Erst kommt das Fressen, dann kommt die Moral, bemerkte ein spätbürgerlicher Dramatiker [gemeint ist Bertolt Brecht, Anm. d. A.], der im Krieg für Hollywood ein Drehbuch verfaßte; die Afroamerikaner geben uns eine diffizilere Lektion – daß ihre Strukturen fähig sind, die Gierigkeit des Kapitalismus zu durchdringen und zu überwinden.9
In dem Moment, wo er der Kunst, insbesondere einer weder westlich hochkulturell noch protestantisch-sozialarbeiterisch nur dokumentarisch-journalistisch gedachten Kunst, einen anderen Rang einräumt, ja, ihr gar zutraut, den Kapitalismus zu überwinden, in dem Moment kommt der bildenden Kunst als Potenzial eine andere Funktion zu: In der Schwarzen Stadt spielt er das durch. Kurze Zeit später aber, nach einigen weiteren Afrikareisen, erscheinen ihm diese Chancen wieder als untrennbar mit den afrikanischen und afroamerikanischen Kulturen verbunden – die er mehr oder weniger als eine Einheit denkt, als Einheit einer einzigen “surrealisischen Revolution”. In einem seiner letzten Interviews erklärt Fichte der Herausgeberin der Geschichte der Empfindlichkeit Gisela Lindemann dies so:
Vielleicht sollte man noch etwas sagen über den Grundgedanken. Hier steht unter dem Titel die Geschichte der Empfindsamkeit [sic!]„Es ist ganz einfach: ich wollte immer schwarz sein, Jäcki scheitert, Irma wird schwarz.“10
Und dabei scheint es sich um einen Teil des Plot-Plans der Geschichte zu handeln, die damals noch anders hieß. Es gibt aber noch eine andere Erklärung. Irma, also Leonore Mau macht 1980 in Harlem tatsächlich eine Fotoausstellung, erzählt Fichte im selben Interview. Diese Ausstellung, organisiert im Übrigen von der Black Emergency Cultural Coalition (gegründet aus Empörung u.a. über den Missbrauch der Fotos von James Van Der Zee in der 1968er Ausstellung Harlem On My Mind) zeigt Bilder afroamerikanischer Praktiken. Und das Publikum in Harlem, das die Fotografin nicht sieht, das keine Texte lesen muss, die aus einer anderen Sprache übersetzt sind, schaut diese Bilder, die in New York entstanden sind, aber zum Beispiel von haitianischen Praktiken handeln, nicht so an, als wären sie von einer Ethnologin oder Journalistin gemacht worden, sondern von einer Künstlerin, die für die schwarzen Betrachter*innen in Harlem auch ganz selbstverständlich als Schwarz gilt.
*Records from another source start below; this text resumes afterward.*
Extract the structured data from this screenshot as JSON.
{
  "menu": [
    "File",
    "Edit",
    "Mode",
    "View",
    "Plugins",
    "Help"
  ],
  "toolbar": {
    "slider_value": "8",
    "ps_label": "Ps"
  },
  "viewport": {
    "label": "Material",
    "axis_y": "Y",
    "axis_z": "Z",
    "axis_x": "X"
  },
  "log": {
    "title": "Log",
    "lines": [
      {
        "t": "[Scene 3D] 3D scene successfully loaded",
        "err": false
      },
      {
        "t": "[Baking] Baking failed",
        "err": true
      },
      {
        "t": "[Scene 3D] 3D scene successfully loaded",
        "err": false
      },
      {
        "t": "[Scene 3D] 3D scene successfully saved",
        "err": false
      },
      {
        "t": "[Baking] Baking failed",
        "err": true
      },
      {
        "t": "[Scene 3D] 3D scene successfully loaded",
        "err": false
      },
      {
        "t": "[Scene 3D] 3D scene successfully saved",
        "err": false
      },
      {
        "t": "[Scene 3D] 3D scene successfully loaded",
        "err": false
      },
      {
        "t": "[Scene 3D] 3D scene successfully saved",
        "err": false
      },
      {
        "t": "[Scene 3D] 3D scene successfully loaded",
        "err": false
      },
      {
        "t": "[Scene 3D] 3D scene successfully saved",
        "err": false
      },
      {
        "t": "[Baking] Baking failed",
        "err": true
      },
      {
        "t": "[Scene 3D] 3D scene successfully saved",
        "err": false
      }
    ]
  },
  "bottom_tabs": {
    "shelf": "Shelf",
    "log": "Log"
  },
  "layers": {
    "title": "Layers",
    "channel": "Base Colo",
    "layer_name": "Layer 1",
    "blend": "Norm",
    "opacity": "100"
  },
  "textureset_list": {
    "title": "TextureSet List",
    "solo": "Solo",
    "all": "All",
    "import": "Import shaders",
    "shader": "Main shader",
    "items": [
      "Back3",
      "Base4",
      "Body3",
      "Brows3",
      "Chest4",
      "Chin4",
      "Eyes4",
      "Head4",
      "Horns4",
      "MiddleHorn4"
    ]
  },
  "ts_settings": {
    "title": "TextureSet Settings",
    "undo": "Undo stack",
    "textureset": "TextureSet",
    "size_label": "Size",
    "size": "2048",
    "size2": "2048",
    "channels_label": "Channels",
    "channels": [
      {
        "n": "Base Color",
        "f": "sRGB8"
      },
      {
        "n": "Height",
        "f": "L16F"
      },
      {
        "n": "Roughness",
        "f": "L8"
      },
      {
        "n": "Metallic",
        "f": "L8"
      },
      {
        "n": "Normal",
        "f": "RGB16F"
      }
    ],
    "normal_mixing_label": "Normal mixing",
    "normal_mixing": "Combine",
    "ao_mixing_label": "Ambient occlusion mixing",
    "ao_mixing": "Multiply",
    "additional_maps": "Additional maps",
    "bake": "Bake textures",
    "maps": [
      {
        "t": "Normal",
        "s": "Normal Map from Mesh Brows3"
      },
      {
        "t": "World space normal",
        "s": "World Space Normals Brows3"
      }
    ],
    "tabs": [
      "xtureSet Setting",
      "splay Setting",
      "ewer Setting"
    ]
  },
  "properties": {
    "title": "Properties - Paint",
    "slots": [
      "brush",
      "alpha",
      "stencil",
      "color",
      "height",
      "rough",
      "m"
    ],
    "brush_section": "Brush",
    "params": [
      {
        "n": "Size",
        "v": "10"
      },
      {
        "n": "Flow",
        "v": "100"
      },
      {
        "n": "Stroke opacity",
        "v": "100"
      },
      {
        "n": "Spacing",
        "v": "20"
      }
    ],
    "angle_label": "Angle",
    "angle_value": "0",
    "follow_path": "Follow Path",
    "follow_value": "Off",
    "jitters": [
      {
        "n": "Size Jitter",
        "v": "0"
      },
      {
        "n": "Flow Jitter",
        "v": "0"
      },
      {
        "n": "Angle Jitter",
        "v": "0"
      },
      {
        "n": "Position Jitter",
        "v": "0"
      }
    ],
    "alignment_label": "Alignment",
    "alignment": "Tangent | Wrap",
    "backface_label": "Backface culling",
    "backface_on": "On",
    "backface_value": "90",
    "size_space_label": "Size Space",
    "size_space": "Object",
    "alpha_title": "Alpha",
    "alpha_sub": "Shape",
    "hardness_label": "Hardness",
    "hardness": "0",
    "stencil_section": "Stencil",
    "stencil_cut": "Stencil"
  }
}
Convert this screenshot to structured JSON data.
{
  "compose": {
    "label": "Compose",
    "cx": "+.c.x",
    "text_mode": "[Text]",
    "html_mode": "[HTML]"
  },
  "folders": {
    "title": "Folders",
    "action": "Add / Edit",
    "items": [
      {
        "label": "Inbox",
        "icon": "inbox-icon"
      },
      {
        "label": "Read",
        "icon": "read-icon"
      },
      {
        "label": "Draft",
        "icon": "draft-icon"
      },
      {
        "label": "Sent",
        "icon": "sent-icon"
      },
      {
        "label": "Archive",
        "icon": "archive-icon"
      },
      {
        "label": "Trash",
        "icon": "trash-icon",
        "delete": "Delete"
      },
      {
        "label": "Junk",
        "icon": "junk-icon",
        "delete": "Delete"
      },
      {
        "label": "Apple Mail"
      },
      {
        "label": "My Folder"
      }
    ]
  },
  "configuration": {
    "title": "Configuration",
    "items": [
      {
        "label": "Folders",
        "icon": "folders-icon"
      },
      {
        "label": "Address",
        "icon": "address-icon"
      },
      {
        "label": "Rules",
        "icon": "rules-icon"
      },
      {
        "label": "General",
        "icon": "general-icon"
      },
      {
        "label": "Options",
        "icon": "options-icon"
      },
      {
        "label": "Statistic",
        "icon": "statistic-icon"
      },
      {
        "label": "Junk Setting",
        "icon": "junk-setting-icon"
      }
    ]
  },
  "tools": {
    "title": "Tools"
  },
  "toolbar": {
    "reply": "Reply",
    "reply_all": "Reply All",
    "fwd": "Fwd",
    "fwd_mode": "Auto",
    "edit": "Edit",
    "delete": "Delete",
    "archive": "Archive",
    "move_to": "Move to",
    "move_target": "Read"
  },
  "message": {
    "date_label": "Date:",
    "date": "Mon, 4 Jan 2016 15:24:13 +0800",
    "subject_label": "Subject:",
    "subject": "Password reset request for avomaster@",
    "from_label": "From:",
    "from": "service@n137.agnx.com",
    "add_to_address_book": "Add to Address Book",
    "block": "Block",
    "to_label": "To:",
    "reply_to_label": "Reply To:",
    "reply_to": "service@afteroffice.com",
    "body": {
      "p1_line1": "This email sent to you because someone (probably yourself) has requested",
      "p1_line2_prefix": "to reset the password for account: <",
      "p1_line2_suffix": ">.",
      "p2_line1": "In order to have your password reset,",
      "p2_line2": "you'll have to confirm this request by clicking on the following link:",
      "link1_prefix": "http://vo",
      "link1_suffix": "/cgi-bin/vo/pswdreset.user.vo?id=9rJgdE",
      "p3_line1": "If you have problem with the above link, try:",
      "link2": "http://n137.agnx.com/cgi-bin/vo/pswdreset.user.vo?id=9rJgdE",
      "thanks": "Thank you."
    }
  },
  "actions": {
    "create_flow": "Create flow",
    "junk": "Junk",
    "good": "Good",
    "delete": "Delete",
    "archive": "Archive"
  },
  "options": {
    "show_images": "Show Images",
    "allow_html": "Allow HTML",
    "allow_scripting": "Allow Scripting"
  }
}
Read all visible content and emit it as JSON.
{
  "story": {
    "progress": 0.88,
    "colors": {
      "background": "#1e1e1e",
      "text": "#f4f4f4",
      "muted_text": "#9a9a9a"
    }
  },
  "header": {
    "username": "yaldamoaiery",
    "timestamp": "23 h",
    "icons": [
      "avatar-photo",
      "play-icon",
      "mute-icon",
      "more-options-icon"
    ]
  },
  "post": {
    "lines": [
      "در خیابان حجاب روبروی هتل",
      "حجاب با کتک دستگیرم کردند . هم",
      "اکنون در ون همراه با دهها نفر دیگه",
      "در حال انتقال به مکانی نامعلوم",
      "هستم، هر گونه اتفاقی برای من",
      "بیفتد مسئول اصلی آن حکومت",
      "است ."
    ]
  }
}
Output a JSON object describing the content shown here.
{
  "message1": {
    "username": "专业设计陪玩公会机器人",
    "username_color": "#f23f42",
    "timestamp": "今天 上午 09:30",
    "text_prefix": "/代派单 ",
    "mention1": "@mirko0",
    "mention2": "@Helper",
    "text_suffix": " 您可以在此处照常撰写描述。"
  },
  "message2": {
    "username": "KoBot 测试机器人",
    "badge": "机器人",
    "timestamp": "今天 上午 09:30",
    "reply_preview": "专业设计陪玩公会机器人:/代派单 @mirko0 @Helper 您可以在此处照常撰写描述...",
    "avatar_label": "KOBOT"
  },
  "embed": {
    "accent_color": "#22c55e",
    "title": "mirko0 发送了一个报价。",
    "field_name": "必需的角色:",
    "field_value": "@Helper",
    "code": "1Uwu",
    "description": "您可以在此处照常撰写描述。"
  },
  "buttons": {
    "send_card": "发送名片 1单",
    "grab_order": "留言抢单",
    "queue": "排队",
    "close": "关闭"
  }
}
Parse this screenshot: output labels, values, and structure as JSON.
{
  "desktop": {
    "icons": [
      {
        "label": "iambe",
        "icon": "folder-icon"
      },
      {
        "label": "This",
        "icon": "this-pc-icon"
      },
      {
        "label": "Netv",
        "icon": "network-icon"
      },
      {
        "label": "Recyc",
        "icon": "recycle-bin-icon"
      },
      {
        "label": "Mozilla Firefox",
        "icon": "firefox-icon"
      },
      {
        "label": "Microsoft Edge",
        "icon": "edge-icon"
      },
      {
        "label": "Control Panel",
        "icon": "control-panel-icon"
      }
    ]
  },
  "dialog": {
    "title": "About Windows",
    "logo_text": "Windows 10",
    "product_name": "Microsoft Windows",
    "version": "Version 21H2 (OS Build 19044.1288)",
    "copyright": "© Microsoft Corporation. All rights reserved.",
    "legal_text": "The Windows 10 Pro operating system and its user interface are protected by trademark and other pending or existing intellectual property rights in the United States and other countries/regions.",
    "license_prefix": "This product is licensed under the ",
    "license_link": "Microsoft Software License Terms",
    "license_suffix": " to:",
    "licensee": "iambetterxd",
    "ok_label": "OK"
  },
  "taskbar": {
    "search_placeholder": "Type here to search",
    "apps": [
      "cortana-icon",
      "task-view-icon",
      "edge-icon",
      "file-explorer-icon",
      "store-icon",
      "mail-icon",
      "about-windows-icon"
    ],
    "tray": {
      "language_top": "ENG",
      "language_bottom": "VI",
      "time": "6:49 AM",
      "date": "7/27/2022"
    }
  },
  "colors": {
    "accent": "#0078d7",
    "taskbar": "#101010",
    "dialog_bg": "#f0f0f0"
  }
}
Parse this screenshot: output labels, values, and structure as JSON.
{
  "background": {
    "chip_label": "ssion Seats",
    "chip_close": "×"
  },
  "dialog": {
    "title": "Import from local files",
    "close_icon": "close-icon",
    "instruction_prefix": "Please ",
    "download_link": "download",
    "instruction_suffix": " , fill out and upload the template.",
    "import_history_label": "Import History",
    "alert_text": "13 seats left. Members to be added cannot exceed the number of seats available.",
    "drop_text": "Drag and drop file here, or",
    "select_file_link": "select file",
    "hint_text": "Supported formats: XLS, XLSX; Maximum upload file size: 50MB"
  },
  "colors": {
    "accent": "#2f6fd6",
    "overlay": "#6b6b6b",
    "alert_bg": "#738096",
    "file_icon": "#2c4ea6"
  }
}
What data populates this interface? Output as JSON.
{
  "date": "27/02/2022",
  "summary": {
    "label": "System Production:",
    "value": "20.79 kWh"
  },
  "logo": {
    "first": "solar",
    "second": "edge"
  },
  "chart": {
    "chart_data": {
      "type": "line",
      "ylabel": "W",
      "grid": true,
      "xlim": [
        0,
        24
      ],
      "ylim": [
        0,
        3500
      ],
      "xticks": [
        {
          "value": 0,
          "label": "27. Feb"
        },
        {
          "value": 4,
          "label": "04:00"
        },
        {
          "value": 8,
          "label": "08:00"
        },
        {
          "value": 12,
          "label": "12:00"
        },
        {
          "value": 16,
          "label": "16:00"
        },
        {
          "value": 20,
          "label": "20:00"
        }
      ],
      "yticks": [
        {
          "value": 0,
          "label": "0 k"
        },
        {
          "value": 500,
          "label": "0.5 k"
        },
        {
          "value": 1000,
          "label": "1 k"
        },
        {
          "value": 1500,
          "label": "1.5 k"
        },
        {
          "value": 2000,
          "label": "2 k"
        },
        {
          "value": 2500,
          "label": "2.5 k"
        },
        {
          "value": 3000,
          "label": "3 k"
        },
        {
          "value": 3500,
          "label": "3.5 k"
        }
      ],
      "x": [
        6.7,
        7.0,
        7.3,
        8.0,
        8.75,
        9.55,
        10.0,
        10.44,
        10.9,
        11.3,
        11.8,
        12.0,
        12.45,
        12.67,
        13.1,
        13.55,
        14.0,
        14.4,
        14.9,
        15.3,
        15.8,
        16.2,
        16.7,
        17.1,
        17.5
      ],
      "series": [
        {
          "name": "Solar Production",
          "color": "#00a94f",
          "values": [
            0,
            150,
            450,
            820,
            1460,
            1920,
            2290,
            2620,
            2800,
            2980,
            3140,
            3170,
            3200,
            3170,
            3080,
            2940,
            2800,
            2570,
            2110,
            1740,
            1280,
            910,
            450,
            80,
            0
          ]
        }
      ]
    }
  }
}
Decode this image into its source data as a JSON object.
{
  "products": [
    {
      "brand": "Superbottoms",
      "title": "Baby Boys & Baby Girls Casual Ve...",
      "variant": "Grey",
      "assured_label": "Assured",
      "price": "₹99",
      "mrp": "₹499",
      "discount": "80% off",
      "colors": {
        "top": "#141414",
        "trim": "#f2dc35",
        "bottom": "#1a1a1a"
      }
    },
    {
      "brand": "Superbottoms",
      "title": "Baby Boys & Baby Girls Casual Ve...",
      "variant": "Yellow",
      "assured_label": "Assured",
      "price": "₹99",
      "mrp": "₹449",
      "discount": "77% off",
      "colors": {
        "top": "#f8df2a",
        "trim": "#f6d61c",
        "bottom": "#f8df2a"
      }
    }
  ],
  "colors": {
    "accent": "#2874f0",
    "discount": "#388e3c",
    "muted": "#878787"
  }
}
An einen solchen Universalismus der Kunst konnte Fichte also mitten in einem Projekt, das den westlichen Universalismus infrage stellt, plötzlich wieder glauben. Dass Irma bzw. Leonore Mau hierzu einen entscheidenden Beitrag geleistet hat, steht außer Frage: Genau wie der von Fichte so geliebte, und dennoch (oder deswegen) zum Kollektivsingular zusammengefassten “Afroamerikaner” wird natürlich auch sie zum Gegenstand von Fichtes Projektionen.